Some athletes are more dedicated to practice than to competition. The famous golfer Ben Hogan, it is said, preferred the driving range to the golf course. The musician Prince, reviewed tapes of his live performances because he said, "I want to beat that guy, right there," as he pointed to himself on a television screen. Some refuse to enter a race they know they cannot win.
But for most competitors, the only true measure of satisfaction comes when you test your skills against someone who has been practicing as hard as you. Only through competition can you know how good you are.
The first test of the season for the Trinity men's rowing team came on a Saturday morning in February in a scrimmage with rowers from the University of Massachusetts. It was a good workout and a good test for two evenly matched teams.
It was a test of strength and strategy. Before and during the races, rowers in all four boats sized up their opponents. Looking for weakness and fearing superiority from the other side masked by game faces.
A few weeks later, Trinity took part in its first official competition of the spring season on the Charles River in Boston. The capital for rowing on the east coast.

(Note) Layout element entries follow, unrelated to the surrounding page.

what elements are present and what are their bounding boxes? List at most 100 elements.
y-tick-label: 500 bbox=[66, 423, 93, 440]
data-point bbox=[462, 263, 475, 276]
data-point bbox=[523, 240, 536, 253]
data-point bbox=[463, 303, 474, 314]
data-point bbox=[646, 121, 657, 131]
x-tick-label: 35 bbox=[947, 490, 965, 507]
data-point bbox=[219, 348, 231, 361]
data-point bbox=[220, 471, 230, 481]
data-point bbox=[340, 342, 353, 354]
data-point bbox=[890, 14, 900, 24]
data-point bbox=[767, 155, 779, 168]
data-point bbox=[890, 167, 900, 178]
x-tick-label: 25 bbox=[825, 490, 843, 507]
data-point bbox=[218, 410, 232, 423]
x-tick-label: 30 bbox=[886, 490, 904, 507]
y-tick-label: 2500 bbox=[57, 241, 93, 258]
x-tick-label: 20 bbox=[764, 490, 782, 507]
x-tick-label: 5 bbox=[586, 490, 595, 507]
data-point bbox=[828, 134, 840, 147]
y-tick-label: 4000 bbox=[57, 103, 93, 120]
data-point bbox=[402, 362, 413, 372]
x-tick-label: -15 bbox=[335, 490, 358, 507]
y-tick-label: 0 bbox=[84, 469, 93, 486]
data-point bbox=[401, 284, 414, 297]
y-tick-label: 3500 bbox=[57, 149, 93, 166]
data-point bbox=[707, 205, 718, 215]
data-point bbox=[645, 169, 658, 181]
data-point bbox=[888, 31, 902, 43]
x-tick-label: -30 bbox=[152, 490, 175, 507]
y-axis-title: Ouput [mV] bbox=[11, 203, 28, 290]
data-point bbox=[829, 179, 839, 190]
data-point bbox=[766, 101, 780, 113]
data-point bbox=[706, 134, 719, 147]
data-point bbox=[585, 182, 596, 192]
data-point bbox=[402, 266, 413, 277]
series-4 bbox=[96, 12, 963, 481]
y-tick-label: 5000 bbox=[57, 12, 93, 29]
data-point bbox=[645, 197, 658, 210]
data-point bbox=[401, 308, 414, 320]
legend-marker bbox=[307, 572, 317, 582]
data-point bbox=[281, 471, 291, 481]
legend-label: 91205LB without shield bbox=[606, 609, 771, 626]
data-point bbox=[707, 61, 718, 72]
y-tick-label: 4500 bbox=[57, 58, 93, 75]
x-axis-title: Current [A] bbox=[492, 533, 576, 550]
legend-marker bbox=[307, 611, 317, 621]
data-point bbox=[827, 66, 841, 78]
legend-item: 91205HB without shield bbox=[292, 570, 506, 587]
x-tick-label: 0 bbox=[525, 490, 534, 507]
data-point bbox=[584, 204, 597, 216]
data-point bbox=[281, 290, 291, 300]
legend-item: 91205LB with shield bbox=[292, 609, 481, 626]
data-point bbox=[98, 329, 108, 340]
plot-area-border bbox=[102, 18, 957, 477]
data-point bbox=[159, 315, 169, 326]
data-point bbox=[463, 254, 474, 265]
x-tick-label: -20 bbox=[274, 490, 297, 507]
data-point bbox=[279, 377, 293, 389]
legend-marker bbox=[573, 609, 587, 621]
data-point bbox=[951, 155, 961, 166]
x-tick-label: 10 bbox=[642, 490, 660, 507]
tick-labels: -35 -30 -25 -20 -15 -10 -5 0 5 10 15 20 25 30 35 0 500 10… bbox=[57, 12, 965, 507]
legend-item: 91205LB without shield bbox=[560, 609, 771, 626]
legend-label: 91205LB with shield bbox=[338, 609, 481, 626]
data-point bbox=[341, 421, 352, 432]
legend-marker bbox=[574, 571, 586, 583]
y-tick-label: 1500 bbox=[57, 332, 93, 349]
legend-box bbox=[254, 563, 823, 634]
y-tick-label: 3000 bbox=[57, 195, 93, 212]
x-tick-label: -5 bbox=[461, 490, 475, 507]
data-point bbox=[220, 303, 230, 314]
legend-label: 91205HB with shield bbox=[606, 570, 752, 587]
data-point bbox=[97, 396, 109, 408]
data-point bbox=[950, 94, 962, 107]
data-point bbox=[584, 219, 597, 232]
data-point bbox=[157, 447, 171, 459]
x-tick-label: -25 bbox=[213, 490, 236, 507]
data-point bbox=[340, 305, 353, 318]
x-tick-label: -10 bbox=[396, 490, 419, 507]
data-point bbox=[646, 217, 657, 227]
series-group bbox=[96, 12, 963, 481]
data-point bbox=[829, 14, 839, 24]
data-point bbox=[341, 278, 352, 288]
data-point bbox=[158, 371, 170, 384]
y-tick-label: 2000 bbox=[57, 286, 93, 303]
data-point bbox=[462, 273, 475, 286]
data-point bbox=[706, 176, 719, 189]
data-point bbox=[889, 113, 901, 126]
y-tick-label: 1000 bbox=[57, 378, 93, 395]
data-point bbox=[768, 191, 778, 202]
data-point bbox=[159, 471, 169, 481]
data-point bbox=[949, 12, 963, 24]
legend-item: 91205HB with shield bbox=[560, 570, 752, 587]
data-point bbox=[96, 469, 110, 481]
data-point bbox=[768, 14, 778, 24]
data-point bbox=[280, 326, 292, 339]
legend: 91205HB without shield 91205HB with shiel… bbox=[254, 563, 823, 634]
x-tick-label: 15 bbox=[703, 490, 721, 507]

As Trinity put in, they were surrounded by college rowers of the past, who now row single and two-man skiffs on the weekends up and down the river, in the shadow of the Boston skyline. No matter how well any team trained for this first race, they were all just another set of rowers at this spot on this river.
Trinity's two top boats finished third in races against the Harvard Lights, Boston College and Bates. Coach MacDermott reported back to the school that it was a good showing considering the strength of the other teams and the number of under-classmen rowing for Trinity this season.